Data also drove its purchasing decisions, says Yu, whose company smartly stocked up on in-demand items in advance of the holidays. Bombas similarly used sales trends to inform buying decisions. For instance, over the summer, Goldberg says Bombas noticed a surge of interest in performance socks. When all-purpose performance socks sold out, the company quickly began promoting its running and other performance socks, which sold well in a time of socially distant outdoor activities like golf.

A Trusted Connection

Having a product that matches the mood of the moment has helped, as evidenced by Bombas and Ettitude. But that mood translated in other ways–and for some companies figuring out how to cash in without alienating customers has been invaluable.
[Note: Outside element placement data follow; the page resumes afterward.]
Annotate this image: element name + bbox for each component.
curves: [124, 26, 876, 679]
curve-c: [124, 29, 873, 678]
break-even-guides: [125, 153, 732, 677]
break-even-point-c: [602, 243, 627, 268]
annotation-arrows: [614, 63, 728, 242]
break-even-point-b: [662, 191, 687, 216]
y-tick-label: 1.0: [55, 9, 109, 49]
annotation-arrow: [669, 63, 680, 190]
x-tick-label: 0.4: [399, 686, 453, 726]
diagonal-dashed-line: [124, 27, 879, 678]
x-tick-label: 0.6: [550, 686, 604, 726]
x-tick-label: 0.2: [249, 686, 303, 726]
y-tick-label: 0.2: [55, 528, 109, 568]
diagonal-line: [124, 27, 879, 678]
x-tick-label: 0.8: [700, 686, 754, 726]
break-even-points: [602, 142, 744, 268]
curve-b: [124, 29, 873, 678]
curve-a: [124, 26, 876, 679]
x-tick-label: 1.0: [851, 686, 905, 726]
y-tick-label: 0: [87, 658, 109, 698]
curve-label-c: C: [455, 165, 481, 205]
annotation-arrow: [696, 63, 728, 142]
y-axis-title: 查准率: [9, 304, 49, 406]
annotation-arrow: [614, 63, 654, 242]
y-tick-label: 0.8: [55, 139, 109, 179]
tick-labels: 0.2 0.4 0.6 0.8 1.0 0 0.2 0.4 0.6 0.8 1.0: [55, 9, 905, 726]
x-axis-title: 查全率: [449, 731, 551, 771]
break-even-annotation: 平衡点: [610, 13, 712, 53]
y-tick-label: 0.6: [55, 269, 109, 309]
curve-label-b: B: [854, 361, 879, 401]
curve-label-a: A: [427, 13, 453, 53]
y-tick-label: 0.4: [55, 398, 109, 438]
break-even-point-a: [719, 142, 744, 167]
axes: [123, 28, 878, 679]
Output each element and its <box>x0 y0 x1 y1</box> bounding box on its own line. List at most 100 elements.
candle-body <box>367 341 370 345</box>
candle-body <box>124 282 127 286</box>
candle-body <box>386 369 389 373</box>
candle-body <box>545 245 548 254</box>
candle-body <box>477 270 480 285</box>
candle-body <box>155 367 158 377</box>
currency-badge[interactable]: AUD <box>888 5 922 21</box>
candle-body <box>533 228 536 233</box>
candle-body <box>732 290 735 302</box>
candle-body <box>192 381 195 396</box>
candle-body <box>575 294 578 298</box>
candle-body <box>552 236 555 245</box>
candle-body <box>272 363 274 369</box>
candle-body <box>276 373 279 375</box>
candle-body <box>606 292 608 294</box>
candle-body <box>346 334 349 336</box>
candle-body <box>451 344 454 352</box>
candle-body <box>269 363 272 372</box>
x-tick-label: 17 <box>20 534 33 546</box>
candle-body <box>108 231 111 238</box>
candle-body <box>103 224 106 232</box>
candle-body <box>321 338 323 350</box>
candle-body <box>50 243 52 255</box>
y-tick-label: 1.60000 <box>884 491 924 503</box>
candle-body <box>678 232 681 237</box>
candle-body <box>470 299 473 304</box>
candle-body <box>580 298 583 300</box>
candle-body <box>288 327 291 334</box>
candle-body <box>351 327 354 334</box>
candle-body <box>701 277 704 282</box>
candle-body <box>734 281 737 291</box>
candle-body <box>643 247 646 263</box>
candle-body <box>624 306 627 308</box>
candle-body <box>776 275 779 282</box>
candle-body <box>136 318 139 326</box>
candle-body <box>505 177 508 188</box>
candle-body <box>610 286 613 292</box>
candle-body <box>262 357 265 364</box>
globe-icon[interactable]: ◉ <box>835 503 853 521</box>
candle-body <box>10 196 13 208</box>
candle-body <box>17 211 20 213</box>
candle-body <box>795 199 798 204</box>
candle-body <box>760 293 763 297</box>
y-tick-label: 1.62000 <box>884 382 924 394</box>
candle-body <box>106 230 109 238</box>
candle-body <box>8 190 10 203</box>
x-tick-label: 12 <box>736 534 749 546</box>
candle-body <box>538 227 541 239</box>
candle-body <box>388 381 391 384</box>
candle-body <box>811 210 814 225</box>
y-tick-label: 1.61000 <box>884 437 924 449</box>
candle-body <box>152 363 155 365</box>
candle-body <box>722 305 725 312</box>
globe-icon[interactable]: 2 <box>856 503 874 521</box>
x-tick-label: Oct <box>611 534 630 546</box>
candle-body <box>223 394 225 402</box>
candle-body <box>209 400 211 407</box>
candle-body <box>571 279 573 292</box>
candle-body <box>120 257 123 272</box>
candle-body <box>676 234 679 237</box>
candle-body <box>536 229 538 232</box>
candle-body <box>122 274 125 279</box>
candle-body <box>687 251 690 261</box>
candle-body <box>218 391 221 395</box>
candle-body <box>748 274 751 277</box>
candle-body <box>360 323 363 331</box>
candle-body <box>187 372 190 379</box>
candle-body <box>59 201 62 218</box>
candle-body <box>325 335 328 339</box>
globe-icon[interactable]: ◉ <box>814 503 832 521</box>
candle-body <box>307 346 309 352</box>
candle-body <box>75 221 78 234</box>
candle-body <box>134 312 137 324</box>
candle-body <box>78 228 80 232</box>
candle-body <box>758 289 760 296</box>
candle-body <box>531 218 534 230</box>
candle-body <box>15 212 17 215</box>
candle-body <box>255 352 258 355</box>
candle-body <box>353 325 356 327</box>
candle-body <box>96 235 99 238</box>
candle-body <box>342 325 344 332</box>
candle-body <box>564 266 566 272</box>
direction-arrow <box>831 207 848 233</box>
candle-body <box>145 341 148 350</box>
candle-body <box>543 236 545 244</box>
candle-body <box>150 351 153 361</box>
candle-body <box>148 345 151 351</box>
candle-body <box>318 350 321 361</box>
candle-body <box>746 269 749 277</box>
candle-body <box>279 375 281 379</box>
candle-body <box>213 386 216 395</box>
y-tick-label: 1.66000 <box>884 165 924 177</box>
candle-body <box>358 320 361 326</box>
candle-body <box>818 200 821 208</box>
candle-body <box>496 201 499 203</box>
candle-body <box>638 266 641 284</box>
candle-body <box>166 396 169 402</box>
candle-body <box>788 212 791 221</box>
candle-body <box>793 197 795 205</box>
In March last year, sensing shoppers would be receptive to hearing about Bombas’s charitable efforts in the homeless community, Goldman says he increased the messaging–including customer emails and social media–around its efforts. Since launching in 2013, the company donates one product to a homeless shelter or community organization in America for each product sold. “We didn’t have to shift the message so much, we just turned the volume up,” says Goldberg. Follower growth has risen 9 percent since the pandemic hit in mid-March while average engagement has soared 7 percent, up from 3.9 percent, according to a Bombas spokesperson. Framing “socks as the new shoes” didn’t hurt either, as Bombas saw higher than usual website conversion rates in June.

Casey was also able to keep her jewelry business going because, well, she stayed open. Despite feeling the squeeze from gold and diamond suppliers hindered by lockdowns, new client inquiries rose sharply, and Casey found herself selling more engagement rings than she had in the previous year. “When somebody decides to buy an engagement ring online because nothing is open, that’s when a strong online presence and reputation matter,” she says.

Back to Basics

Of course, the devastation of this moment also hit the DTC brands–particularly those that operate physical locations. New York DTC brands including The Sill, a boutique plant seller, and accessories and apparel company Rent the Runway closed stores last spring. Ashley Merrill, chief executive of Lunya, a sleepwear retailer, did so too. Merrill says she made the painful decision to temporarily close four stores in Atlanta; Santa Monica, California; Manhattan; and Brooklyn at the start of the crisis. (Its locations in Atlanta and Nolita, in Manhattan, later reopened.)

But after doing so, she says, Lunya, too, benefited from keeping a tight leash on inventory. Whereas bigger companies carry somewhere around 2,000 products, Lunya, which has about 40 employees, stocks fewer than 100. That made it easy to “get real scrappy” and stage low-fi product-photo shoots with her daughter at home. “We were all very much in the mindset of, ‘We just need to weather the storm,’ ” says Merrill.